I look at our wedding pictures now and it’s so hard to believe that that girl is me. I feel like I am looking at a completely different person.  Beneath the beautiful white gown, beneath the bridal hair and makeup….that girl had a sparkle in her eyes. I look in the mirror these days and I don’t see that sparkle anymore.  It’s gone. I do want it back, but I don’t know how get it.

At the same time, without a doubt, I know that I am even more in love with your dad than ever. It’s a deeper love now. We’ve been through a storm together….who am I kidding, we are still going through that storm, but I couldn’t have a better, more loving partner by my side. So even though life dealt us a horrible hand in our first pregnancy, I do know that in many ways, so, so many ways, I am still a lucky girl.
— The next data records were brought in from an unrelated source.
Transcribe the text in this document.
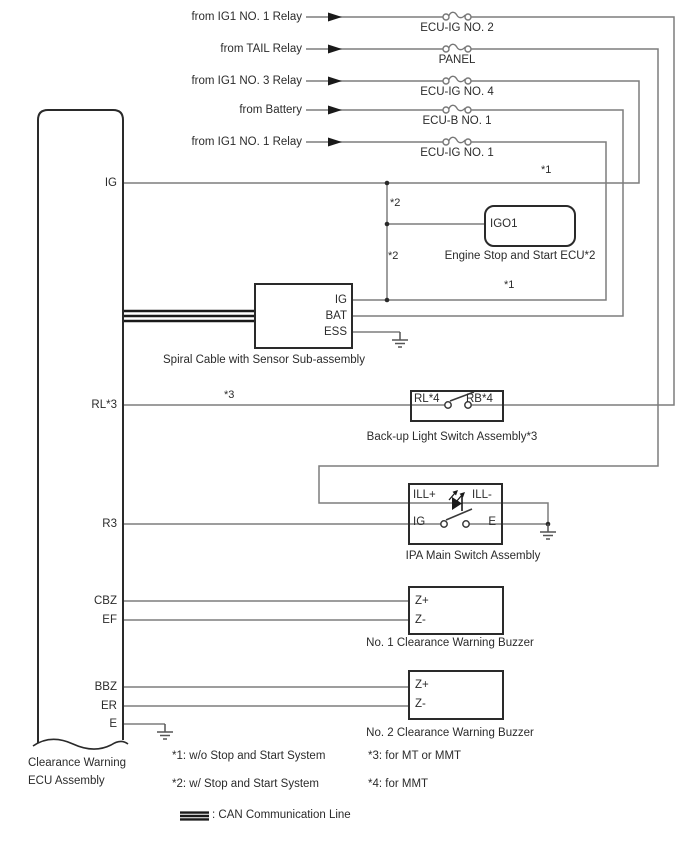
from IG1 NO. 1 Relay
from TAIL Relay
from IG1 NO. 3 Relay
from Battery
from IG1 NO. 1 Relay
ECU-IG NO. 2
PANEL
ECU-IG NO. 4
ECU-B NO. 1
ECU-IG NO. 1
IG
RL*3
R3
CBZ
EF
BBZ
ER
E
Clearance Warning
ECU Assembly
IGO1
Engine Stop and Start ECU*2
IG
BAT
ESS
Spiral Cable with Sensor Sub-assembly
RL*4 RB*4
Back-up Light Switch Assembly*3
ILL+	ILL-
IG	E
IPA Main Switch Assembly
Z+
Z-
No. 1 Clearance Warning Buzzer
Z+
Z-
No. 2 Clearance Warning Buzzer
*1
*2
*2
*1
*3
*1: w/o Stop and Start System	*3: for MT or MMT
*2: w/ Stop and Start System	*4: for MMT
: CAN Communication Line
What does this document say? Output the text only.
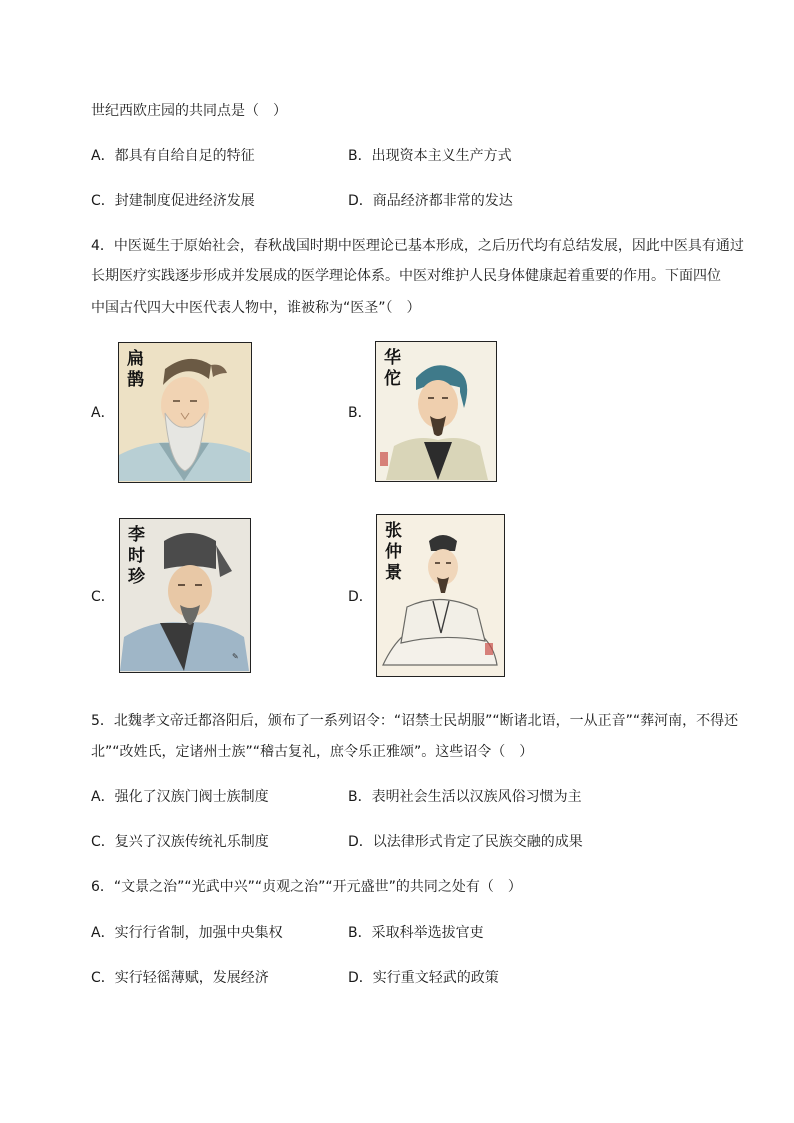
世纪西欧庄园的共同点是（　）
A．都具有自给自足的特征	B．出现资本主义生产方式
C．封建制度促进经济发展	D．商品经济都非常的发达
4．中医诞生于原始社会，春秋战国时期中医理论已基本形成，之后历代均有总结发展，因此中医具有通过
长期医疗实践逐步形成并发展成的医学理论体系。中医对维护人民身体健康起着重要的作用。下面四位
中国古代四大中医代表人物中，谁被称为“医圣”（　）
A．
扁鹊
B．
华佗
C．
✎
李时珍
D．
张仲景
5．北魏孝文帝迁都洛阳后，颁布了一系列诏令：“诏禁士民胡服”“断诸北语，一从正音”“葬河南，不得还
北”“改姓氏，定诸州士族”“稽古复礼，庶令乐正雅颂”。这些诏令（　）
A．强化了汉族门阀士族制度	B．表明社会生活以汉族风俗习惯为主
C．复兴了汉族传统礼乐制度	D．以法律形式肯定了民族交融的成果
6．“文景之治”“光武中兴”“贞观之治”“开元盛世”的共同之处有（　）
A．实行行省制，加强中央集权	B．采取科举选拔官吏
C．实行轻徭薄赋，发展经济	D．实行重文轻武的政策
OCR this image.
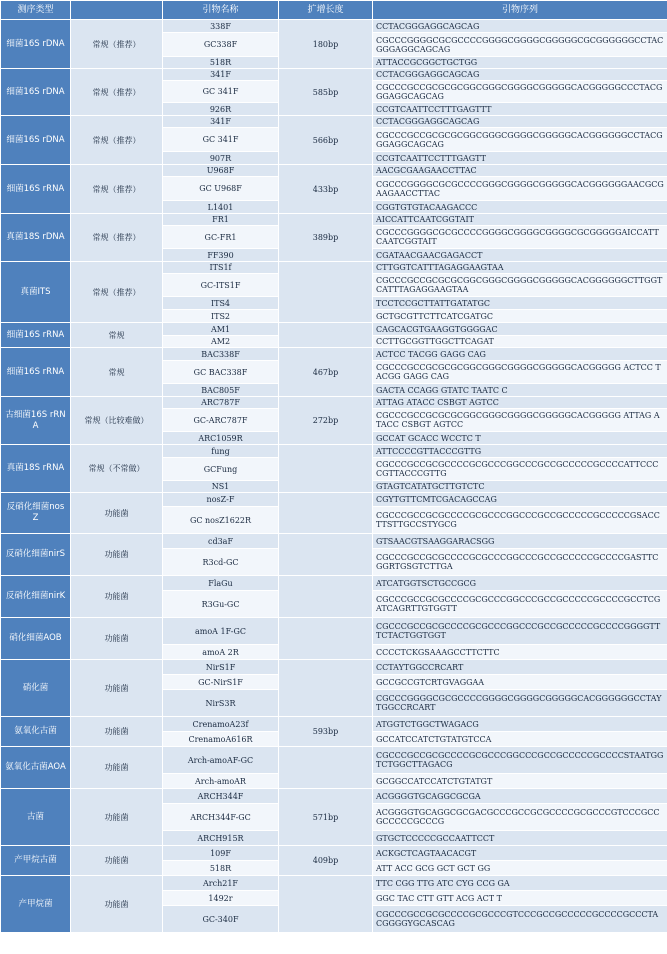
测序类型		引物名称	扩增长度	引物序列
细菌16S rDNA	常规（推荐）	338F	180bp	CCTACGGGAGGCAGCAG
		GC338F		CGCCCGGGGCGCGCCCCGGGGCGGGGCGGGGGCGCGGGGGGCCTACGGGAGGCAGCAG
		518R		ATTACCGCGGCTGCTGG
细菌16S rDNA	常规（推荐）	341F	585bp	CCTACGGGAGGCAGCAG
		GC 341F		CGCCCGCCGCGCGCGGCGGGCGGGGCGGGGGCACGGGGGCCCTACGGGAGGCAGCAG
		926R		CCGTCAATTCCTTTGAGTTT
细菌16S rDNA	常规（推荐）	341F	566bp	CCTACGGGAGGCAGCAG
		GC 341F		CGCCCGCCGCGCGCGGCGGGCGGGGCGGGGGCACGGGGGGCCTACGGGAGGCAGCAG
		907R		CCGTCAATTCCTTTGAGTT
细菌16S rRNA	常规（推荐）	U968F	433bp	AACGCGAAGAACCTTAC
		GC U968F		CGCCCGGGGCGCGCCCCGGGCGGGGCGGGGGCACGGGGGGAACGCGAAGAACCTTAC
		L1401		CGGTGTGTACAAGACCC
真菌18S rDNA	常规（推荐）	FR1	389bp	AICCATTCAATCGGTAIT
		GC-FR1		CGCCCGGGGCGCGCCCCGGGGCGGGGCGGGGCGCGGGGGAICCATTCAATCGGTAIT
		FF390		CGATAACGAACGAGACCT
真菌ITS	常规（推荐）	ITS1f		CTTGGTCATTTAGAGGAAGTAA
		GC-ITS1F		CGCCCGCCGCGCGCGGCGGGCGGGGCGGGGGCACGGGGGGCTTGGTCATTTAGAGGAAGTAA
		ITS4		TCCTCCGCTTATTGATATGC
		ITS2		GCTGCGTTCTTCATCGATGC
细菌16S rRNA	常规	AM1		CAGCACGTGAAGGTGGGGAC
		AM2		CCTTGCGGTTGGCTTCAGAT
细菌16S rRNA	常规	BAC338F	467bp	ACTCC TACGG GAGG CAG
		GC BAC338F		CGCCCGCCGCGCGCGGCGGGCGGGGCGGGGGCACGGGGG ACTCC TACGG GAGG CAG
		BAC805F		GACTA CCAGG GTATC TAATC C
古细菌16S rRNA	常规（比较难做）	ARC787F	272bp	ATTAG ATACC CSBGT AGTCC
		GC-ARC787F		CGCCCGCCGCGCGCGGCGGGCGGGGCGGGGGCACGGGGG ATTAG ATACC CSBGT AGTCC
		ARC1059R		GCCAT GCACC WCCTC T
真菌18S rRNA	常规（不常做）	fung		ATTCCCCGTTACCCGTTG
		GCFung		CGCCCGCCGCGCCCCGCGCCCGGCCCGCCGCCCCCGCCCCATTCCCCGTTACCCGTTG
		NS1		GTAGTCATATGCTTGTCTC
反硝化细菌nosZ	功能菌	nosZ-F		CGYTGTTCMTCGACAGCCAG
		GC nosZ1622R		CGCCCGCCGCGCCCCGCGCCCGGCCCGCCGCCCCCGCCCCCGSACCTTSTTGCCSTYGCG
反硝化细菌nirS	功能菌	cd3aF		GTSAACGTSAAGGARACSGG
		R3cd-GC		CGCCCGCCGCGCCCCGCGCCCGGCCCGCCGCCCCCGCCCCGASTTCGGRTGSGTCTTGA
反硝化细菌nirK	功能菌	FlaGu		ATCATGGTSCTGCCGCG
		R3Gu-GC		CGCCCGCCGCGCCCCGCGCCCGGCCCGCCGCCCCCGCCCCGCCTCGATCAGRTTGTGGTT
硝化细菌AOB	功能菌	amoA 1F-GC		CGCCCGCCGCGCCCCGCGCCCGGCCCGCCGCCCCCGCCCCGGGGTTTCTACTGGTGGT
		amoA 2R		CCCCTCKGSAAAGCCTTCTTC
硝化菌	功能菌	NirS1F		CCTAYTGGCCRCART
		GC-NirS1F		GCCGCCGTCRTGVAGGAA
		NirS3R		CGCCCGGGGCGCGCCCCGGGGCGGGGCGGGGGCACGGGGGGCCTAYTGGCCRCART
氨氧化古菌	功能菌	CrenamoA23f	593bp	ATGGTCTGGCTWAGACG
		CrenamoA616R		GCCATCCATCTGTATGTCCA
氨氧化古菌AOA	功能菌	Arch-amoAF-GC		CGCCCGCCGCGCCCCGCGCCCGGCCCGCCGCCCCCGCCCCSTAATGGTCTGGCTTAGACG
		Arch-amoAR		GCGGCCATCCATCTGTATGT
古菌	功能菌	ARCH344F	571bp	ACGGGGTGCAGGCGCGA
		ARCH344F-GC		ACGGGGTGCAGGCGCGACGCCCGCCGCGCCCCGCGCCCGTCCCGCCGCCCCCGCCCG
		ARCH915R		GTGCTCCCCCGCCAATTCCT
产甲烷古菌	功能菌	109F	409bp	ACKGCTCAGTAACACGT
		518R		ATT ACC GCG GCT GCT GG
产甲烷菌	功能菌	Arch21F		TTC CGG TTG ATC CYG CCG GA
		1492r		GGC TAC CTT GTT ACG ACT T
		GC-340F		CGCCCGCCGCGCCCCGCGCCCGTCCCGCCGCCCCCGCCCCGCCCTACGGGGYGCASCAG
I just hope that the final step of our plan can come true one day. Even if it does, I also know that you will always be missing…you will always be missing from our future pictures.

seasons of love

I’ve been living without you for three months today. Three months. I really can’t believe it. That’s eighty four days…two thousand and sixteen hours…one hundred and twenty thousand nine hundred and sixty minutes. Have I really made it through all of that time without you? Have I really “made it through” at all? I don’t know. But I’m still breathing. That’s got to count for something, right?

Lately I have been wishing I could have one more day when I was just pregnant, before the ultrasounds and diagnosis, when everything felt so sure, so right, and so exciting. All I can think is, I was just so happy. I never could have imagined how much I would change, how much everything would change, in three months time.

Over the weekend, seemingly out of nowhere, the tears just started flowing. The loud, sobby, uncontrollable kind. It seems to happen a lot these days.

I miss you, baby. So much. I guess that’s really all there is to say.